See:EYIBOH v. ABIA & ORS (2012) LPELR-20607(SC); GEO MEMORIAL MEDICAL CENTRE & ANOR V. NATIONAL DIRECTORATE OF EMPLOYMENT (2013) LPELR-20796 (CA); ERIKI v. ERIKI & ORS (2017) LPELR-42423(CA).
A look at the Ruling of the trial Court in question reveals that the Court properly evaluated the evidence in support of the application, which was principally contained in the affidavit in support of the application dated 13th September, 2011, found at page 144 of the records. The Court identified the main issues at stake, sifted the relevant facts and applied the correct principles of law.
A look at paragraphs 36, 37 and 38 of the Appellant’s Amended Statement of Claim at page 18 of the records, reveal that they border on the alleged way in which the Deceased Defendant spent the money which the Respondent ought to have remitted to the Appellant.

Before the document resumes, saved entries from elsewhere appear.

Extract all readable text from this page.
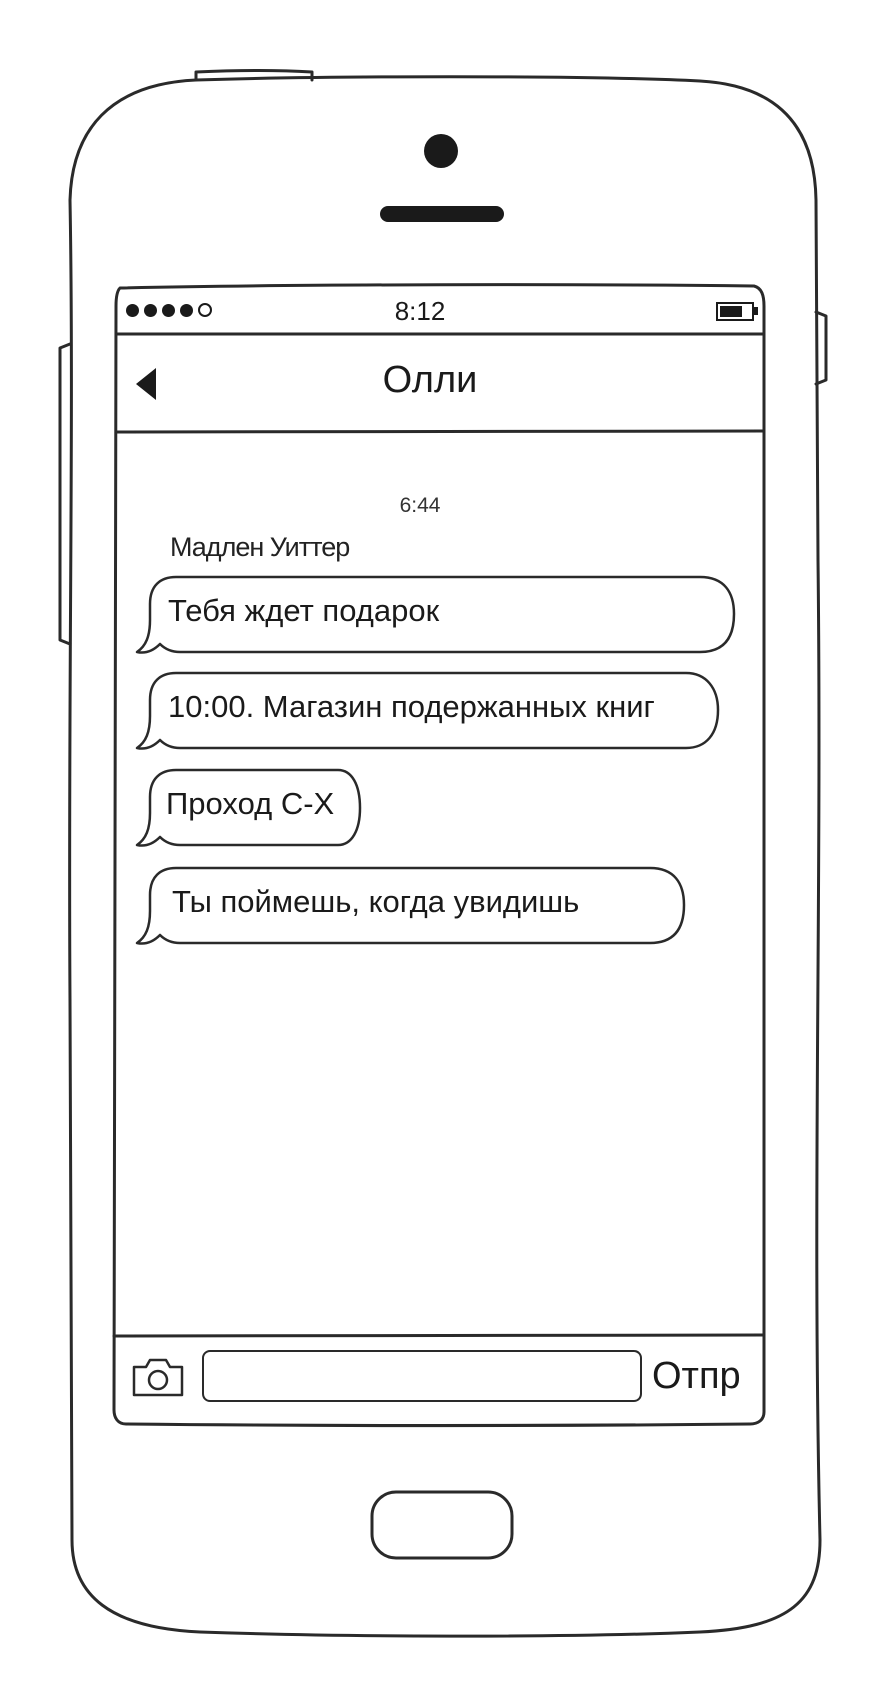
8:12
Олли
6:44
Мадлен Уиттер
Тебя ждет подарок
10:00. Магазин подержанных книг
Проход С-Х
Ты поймешь, когда увидишь
Отпр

I therefore do not find any basis to disturb the findings of the lower Court on the evidence placed before it. This issue is also resolved against the Appellant.
In summation, I find the Appeal as lacking in merit and same is dismissed. The Ruling of the lower Court delivered on 1st June 2012 is affirmed. Parties to bear their respective costs of prosecution the Appeal.
TOM SHAIBU YAKUBU, J.C.A.: I had the advantage of a preview of the judgment rendered by my learned brother, JAMILU YAMMAMA TUKUR, J.C.A. I am in agreement with the resolutions of the issues thrown up in the appeal by his Lordship.
I, too dismiss the appeal for being devoid of merits. Each side shall bear own costs.
GABRIEL OMONIYI KOLAWOLE, J.C.A.: I have had the privilege of reading in advance, the lead judgment just delivered by my learned brother, JAMILU YAMMAMA TUKUR, J.C.A. wherein he dismissed the appeal of the Appellant which was in fact argued only on the Appellant’s Brief of Argument.
I really have nothing of value to add to the clear analysis and reasoning of my learned brother with which I concur that the instant appeal lacks merit and should be dismissed. I abide with the order as to cost made in the lead judgment.